Managed LoRA post-training service: SFT and GRPO on managed GPUs across multiple
providers — RunPod Flash (serverless queue; RTX 4090/5090 classes) and Vast.ai
(rented verified-datacenter instances; L40S / RTX Pro 4000 / A100 classes). The
allocator picks the cheapest GPU class that fits the run across both providers.

## Scope

- `flash train <cfg.toml>` / control-plane `POST /runs` — submit a training job;
  one dedicated GPU per run, supervised server-side (stall watchdog, bounded
  auto-retry resuming from the last streamed checkpoint, endpoint GC).
- `flash deploy` (scale-to-zero or always-on), `flash chat` —
  serving for trained adapters.
- **Verifiers-only environments.** Every run names a Prime Intellect `verifiers`
  environment by its published Hub slug (`[environment] id = "owner/name"`).
  Scaffold a local env, publish it with `flash env push`, then reference it by id.
  The worker wraps it via `flash/envs/adapter.py`. There are no
  built-in task environments and no freesolo bridge.

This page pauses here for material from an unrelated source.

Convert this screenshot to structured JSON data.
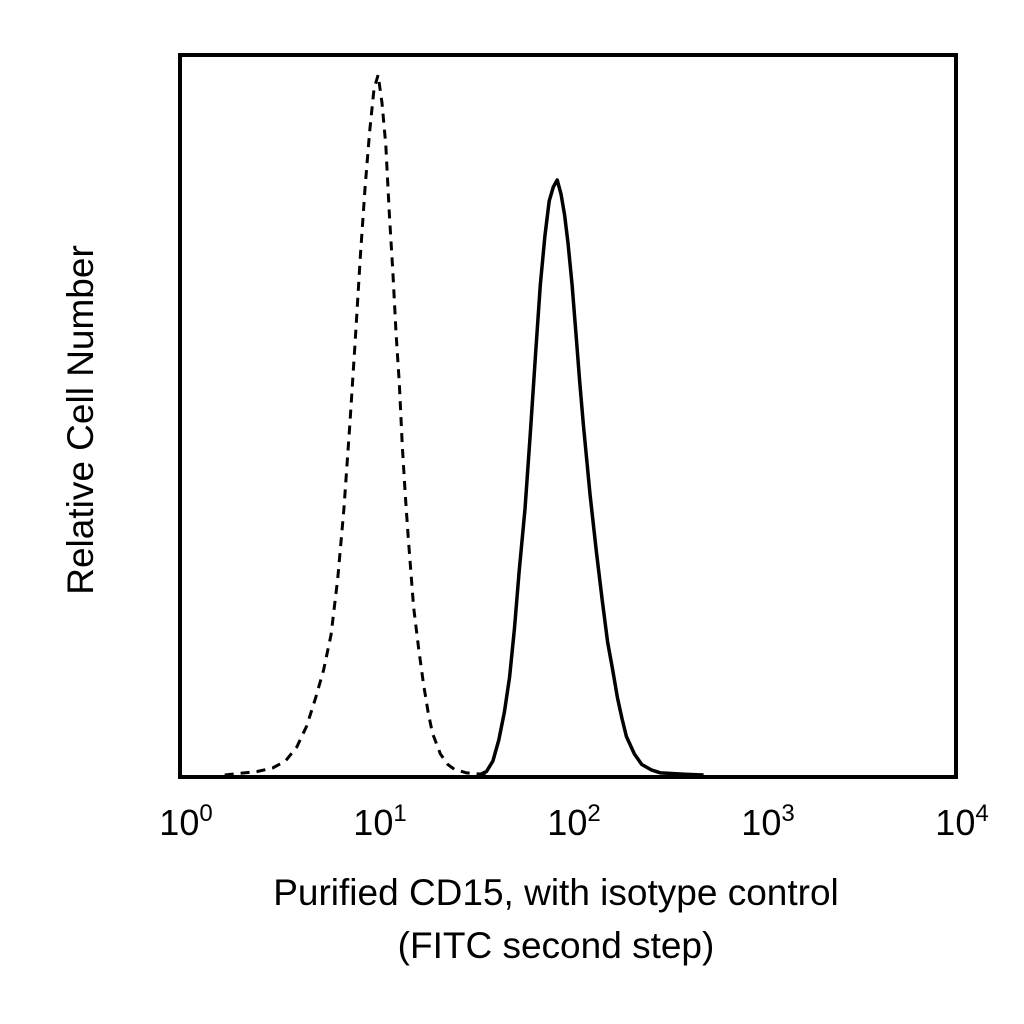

Single-turn environments
  are fully supported (SFT/GRPO/eval).

## Layout

- `flash/catalog.py` — curated model catalog (Qwen3 dense supported tier;
  Qwen3.5/3.6 experimental tier) + `model_policy = "allow"` VRAM-fit check + each
  model's `thinking` capability (opt-in reasoning mode `thinking = true`)
- `flash/schema.py`, `flash/spec.py` — TOML → `JobSpec`
- `flash/runner.py` — server-side run supervisor (durable job handle,
  retries, cost guard, endpoint GC)
- `flash/providers/` — RunPod Flash + Vast.ai provider subtrees (pricing,
  gpus, durable submit/poll, preflight) behind one `base.Provider` protocol,
  with a cross-provider `allocator.py` that picks the cheapest fitting class
- `flash/engine/` — the on-GPU worker (TRL + colocated vLLM rollouts) and the
  shared recipe; SFT targets and RL rewards route through the active environment
  (task-specific grading lives with its example, not in the engine)
- `flash/envs/` — environment machinery: registry and the
  `adapter` that wraps Prime Intellect / Hub `verifiers`
  environments onto the worker's interface
- `flash lab setup` / `flash env init` — scaffold a starter local verifiers env and a
  ready-to-run config to start from
- `flash/serve/`, `flash/server/` — adapter serving and the FastAPI control
  plane (run operator-side via the separate `flash-server` command)
- `flash/mcp/` — stdio MCP bridge for coding agents
- `Dockerfile` — the control-plane image (used by the repo docker-compose)
- `tests/` — pytest suite (CPU-only; offline-by-default, no GPU/network)

## Local commands

```bash
cd flash
uv sync --extra server
uv run pytest                           # CPU tests (offline-by-default, no GPU/network)
uv run ruff check . && uv run ruff format .
uv run flash --help
uv run flash-server                      # control plane (operator-side, run once)
```

The control plane owns provider credentials: `RUNPOD_API_KEY` is always required
(RunPod is the default substrate), `VAST_API_KEY` is opt-in (only checked when set),
plus the shared `HF_TOKEN`.
The artifact repo is per-run (the run TOML's `[train] hf_repo`), not an
operator-wide env var. Clients authenticate with their freesolo API key (`flash login`).